Ask yourself, do you overly create stress in others and rationalization them to stave you?

That’s not the specimen with my friend who runs the bakeries. He’s concerned, frustrated, and uneasy of course. But he’s moreover calm, focused, and remains a non-anxious presence virtually others.

Setting Yourself Up to Respond vs. React

When I asked my friend how he’s worldly-wise to stay grounded tween the challenges, here’s what he told me:

“I make time every morning to get my throne and heart right.”

He widow that he wakes up early unbearable to stave demands and distractions and do what brings him joy and reminds him what he values. One of these things is studying languages. You’ll find him vacated in his office in the quiet, early hours of the day reciting his French or rehearsing his German. He loves languages and values the worthiness to connect and communicate with other cultures.

What brings you joy and reminds you what you value?

“Joy” and “value” aren’t fleeting words. They don’t imply firsthand gratification. They suggest investments in what matters most and what will have the greatest return over time.

You might:

  • Pray
  • Meditate
  • Exercise
  • Read
  • Spend time with a pet
  • Stretch
  • Connect with people you love

Joy and value can involve screens but should keep distractions at bay and bring a spirit of peace. If it’s tempting to start checking work email or clicking on advertisements, it’s probably not the best activity to produce joy and value.

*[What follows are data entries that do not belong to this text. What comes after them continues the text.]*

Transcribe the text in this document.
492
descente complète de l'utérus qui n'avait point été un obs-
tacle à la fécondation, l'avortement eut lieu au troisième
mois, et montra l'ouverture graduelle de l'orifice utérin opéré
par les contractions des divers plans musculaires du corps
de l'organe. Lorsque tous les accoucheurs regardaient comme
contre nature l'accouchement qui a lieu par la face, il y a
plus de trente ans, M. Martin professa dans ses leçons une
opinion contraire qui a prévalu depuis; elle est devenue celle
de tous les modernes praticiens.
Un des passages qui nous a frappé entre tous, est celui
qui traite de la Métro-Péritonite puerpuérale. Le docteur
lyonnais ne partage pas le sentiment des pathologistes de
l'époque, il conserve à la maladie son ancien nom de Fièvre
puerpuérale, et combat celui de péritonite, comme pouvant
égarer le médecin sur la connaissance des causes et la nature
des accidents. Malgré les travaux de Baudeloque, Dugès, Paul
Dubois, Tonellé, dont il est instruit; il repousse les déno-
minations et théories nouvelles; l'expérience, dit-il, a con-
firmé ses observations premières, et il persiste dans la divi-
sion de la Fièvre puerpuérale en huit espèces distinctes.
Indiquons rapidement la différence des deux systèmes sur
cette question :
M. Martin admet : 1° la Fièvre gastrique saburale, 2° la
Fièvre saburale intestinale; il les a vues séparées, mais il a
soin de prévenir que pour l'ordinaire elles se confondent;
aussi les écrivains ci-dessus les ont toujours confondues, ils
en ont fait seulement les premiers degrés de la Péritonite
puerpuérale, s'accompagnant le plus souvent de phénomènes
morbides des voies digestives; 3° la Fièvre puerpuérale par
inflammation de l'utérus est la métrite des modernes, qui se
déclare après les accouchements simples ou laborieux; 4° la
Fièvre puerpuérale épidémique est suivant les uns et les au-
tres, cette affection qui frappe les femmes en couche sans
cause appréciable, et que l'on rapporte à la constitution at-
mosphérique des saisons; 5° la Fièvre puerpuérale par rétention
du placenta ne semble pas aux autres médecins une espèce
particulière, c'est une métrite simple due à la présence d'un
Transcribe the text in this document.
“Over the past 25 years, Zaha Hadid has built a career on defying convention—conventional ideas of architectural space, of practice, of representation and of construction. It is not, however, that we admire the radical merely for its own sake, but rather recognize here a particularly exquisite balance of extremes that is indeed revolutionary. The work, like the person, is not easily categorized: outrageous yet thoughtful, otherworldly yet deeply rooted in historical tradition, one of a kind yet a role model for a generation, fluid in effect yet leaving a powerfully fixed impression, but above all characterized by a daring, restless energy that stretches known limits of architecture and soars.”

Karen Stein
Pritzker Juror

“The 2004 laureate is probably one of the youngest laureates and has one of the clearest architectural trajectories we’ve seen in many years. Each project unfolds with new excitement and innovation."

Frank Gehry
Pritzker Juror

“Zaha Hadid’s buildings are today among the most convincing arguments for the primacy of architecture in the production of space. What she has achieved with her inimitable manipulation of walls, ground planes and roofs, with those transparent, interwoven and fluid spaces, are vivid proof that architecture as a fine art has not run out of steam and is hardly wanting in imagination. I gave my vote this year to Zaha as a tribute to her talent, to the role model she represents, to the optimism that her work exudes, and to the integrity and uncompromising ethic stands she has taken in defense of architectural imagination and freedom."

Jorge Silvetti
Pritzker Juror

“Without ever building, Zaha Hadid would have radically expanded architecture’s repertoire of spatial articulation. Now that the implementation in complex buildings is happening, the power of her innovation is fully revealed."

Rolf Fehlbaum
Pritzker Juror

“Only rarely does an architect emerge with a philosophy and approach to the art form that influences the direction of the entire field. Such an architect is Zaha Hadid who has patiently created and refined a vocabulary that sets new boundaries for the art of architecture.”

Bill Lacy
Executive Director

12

What you’re aiming for is a throne and heart that are ready to respond rather than react to the inevitable people, events, and choices that the day will bring.

Non-reactive leadership. Non-reactive parenting. Non-reactive living.

Despite the inevitable people, events, and choices, can you remain non-reactive?

What could you do to set yourself up to increasingly unceasingly respond rather than react?